12. The method of claims 3 or 4, wherein said DHA and said ARA are administered at concentrations effective to raise the circulating DHA concentration above normal while maintaining the circulating ARA concentration at about normal.

13. The method of claims 3 or 4, wherein ARA is administered in an amount effective to maintain the normal circulating ARA concentration at from about 75 μg to about 120 μg per ml of plasma.

14. The method of claim 6, wherein said composition is administered orally.

15. The method of claim 6, wherein said composition is administered as a component of a prepared food product.

16. The method of claim 2 for delaying the onset of the symptoms of senile dementia comprising administering a composition comprising DHA to a patient in an amount sufficient to affect development of the symptoms of senile dementia, said composition further being substantially free of EPA.

17. The method of claim 2 for delaying the onset of the symptoms of Alzheimer's disease comprising administering a composition comprising DHA to a patient in an amount sufficient to affect development of the symptoms of Alzheimer's disease, said composition further being substantially free of EPA.

18. The method of claim 17, wherein the patient is genetically predisposed to the development of the symptoms of Alzheimer's disease.

19. The method of claims 16 or 17, wherein DHA is provided in a microbial oil.

20. The method according to claim 19, wherein said DHA-containing microbial oil is produced by a microorganism of the genus Crypthecodinium, Thraustochytrium, or Schizochytrium.

21. The method according to claim 19, wherein the DHA-containing microbial oil comprises at least 20% DHA by weight.
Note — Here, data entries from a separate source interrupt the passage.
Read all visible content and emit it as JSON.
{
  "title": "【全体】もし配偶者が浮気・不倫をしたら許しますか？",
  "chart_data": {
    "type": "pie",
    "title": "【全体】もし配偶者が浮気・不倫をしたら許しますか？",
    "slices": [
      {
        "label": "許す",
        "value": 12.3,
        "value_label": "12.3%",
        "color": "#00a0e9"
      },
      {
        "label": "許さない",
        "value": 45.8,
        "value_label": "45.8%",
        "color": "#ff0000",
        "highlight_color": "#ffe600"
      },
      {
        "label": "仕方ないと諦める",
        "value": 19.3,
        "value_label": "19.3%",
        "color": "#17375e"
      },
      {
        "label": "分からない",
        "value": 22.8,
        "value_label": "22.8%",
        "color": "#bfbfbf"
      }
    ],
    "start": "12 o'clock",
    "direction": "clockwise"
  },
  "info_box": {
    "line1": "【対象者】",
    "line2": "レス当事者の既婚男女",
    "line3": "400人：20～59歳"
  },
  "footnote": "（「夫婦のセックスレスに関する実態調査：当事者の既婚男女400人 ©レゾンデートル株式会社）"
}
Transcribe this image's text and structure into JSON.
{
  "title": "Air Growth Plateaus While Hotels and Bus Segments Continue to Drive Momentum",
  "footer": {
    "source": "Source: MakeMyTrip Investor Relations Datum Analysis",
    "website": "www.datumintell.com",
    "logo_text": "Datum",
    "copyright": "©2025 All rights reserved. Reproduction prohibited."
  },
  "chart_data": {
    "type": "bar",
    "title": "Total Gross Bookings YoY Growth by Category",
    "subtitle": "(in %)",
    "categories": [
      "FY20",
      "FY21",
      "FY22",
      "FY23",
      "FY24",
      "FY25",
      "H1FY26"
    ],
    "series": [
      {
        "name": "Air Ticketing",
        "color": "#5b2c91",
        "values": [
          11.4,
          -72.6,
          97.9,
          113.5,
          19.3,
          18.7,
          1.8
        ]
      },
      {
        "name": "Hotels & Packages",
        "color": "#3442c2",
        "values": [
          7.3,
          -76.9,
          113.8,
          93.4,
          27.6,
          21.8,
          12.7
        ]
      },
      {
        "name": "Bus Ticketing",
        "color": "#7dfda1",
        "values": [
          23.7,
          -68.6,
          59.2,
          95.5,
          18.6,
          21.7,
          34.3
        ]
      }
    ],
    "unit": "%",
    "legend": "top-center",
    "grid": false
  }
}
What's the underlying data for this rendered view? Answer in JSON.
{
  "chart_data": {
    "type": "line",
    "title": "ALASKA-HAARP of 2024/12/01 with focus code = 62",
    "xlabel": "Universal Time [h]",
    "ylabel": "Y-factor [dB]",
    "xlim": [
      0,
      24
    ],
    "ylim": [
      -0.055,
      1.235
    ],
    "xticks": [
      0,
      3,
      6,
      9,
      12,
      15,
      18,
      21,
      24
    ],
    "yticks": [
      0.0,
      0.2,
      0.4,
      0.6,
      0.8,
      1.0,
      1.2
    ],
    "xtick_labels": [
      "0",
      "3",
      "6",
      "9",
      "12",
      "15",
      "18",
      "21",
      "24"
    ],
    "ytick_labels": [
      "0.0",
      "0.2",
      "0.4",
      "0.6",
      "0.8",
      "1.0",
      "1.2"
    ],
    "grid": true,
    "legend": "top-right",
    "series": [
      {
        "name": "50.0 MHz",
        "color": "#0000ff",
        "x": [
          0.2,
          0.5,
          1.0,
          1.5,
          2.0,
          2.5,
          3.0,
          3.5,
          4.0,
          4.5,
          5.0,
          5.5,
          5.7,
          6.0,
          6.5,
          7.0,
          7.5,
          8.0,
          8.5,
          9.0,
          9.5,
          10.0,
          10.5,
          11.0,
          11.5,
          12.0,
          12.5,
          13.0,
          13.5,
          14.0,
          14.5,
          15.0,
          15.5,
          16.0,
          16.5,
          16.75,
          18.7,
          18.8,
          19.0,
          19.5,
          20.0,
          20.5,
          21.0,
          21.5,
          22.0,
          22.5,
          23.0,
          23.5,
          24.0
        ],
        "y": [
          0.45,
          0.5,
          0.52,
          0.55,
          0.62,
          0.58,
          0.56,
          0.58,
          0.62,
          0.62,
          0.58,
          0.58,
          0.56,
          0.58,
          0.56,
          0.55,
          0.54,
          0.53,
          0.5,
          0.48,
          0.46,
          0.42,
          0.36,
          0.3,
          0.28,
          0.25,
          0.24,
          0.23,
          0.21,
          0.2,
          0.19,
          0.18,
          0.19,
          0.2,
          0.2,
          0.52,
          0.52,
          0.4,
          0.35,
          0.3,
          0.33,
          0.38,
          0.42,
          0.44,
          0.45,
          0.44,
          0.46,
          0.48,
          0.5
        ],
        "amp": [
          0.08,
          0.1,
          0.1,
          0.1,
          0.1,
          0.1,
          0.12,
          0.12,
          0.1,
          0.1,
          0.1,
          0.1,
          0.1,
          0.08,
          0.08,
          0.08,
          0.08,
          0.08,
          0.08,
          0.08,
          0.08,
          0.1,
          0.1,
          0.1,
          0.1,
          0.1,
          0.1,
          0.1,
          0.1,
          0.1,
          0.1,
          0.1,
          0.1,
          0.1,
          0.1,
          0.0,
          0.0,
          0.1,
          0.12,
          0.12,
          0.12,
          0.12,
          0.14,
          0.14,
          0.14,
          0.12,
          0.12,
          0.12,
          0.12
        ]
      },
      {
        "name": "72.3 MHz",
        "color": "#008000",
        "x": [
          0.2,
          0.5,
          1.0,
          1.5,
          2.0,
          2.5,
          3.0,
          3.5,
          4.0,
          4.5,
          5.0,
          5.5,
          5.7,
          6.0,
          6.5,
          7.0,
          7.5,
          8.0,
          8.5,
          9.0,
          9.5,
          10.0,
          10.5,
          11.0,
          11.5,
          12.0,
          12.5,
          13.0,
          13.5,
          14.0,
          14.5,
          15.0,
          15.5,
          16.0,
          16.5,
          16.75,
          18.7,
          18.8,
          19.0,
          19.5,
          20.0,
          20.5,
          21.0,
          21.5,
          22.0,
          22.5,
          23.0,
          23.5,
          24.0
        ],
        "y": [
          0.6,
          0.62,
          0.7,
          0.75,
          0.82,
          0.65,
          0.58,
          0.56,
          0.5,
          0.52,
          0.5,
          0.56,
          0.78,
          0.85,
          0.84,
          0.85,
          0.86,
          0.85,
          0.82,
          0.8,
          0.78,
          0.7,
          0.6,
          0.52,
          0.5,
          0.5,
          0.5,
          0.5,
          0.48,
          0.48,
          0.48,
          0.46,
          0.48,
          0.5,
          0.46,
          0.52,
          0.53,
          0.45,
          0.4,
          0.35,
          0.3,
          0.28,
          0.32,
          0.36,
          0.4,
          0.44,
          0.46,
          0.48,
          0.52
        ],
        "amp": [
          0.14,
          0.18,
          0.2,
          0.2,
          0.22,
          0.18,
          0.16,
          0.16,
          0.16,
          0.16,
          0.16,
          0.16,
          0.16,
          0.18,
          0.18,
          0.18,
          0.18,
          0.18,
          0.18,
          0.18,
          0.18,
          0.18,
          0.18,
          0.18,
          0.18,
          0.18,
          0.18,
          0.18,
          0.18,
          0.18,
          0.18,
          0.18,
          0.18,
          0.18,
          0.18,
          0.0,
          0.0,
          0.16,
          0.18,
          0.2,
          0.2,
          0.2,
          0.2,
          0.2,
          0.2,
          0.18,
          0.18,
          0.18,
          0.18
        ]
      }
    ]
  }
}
22. The method according to claim 19, wherein the DHA-containing microbial oil comprises at least 40% DHA by weight.

23. The method of claim 19, wherein said DHA-containing microbial oil is administered at a dosage concentration of about 50 to about 5000 mgs of DHA per day.

24. The method of claim 19, wherein said DHA is administered at concentrations effective to raise the circulating DHA concentration above normal.

25. The method of claim 19, wherein said composition is administered orally.

26. The method of claim 19, wherein said composition is administered as a component of a prepared food product.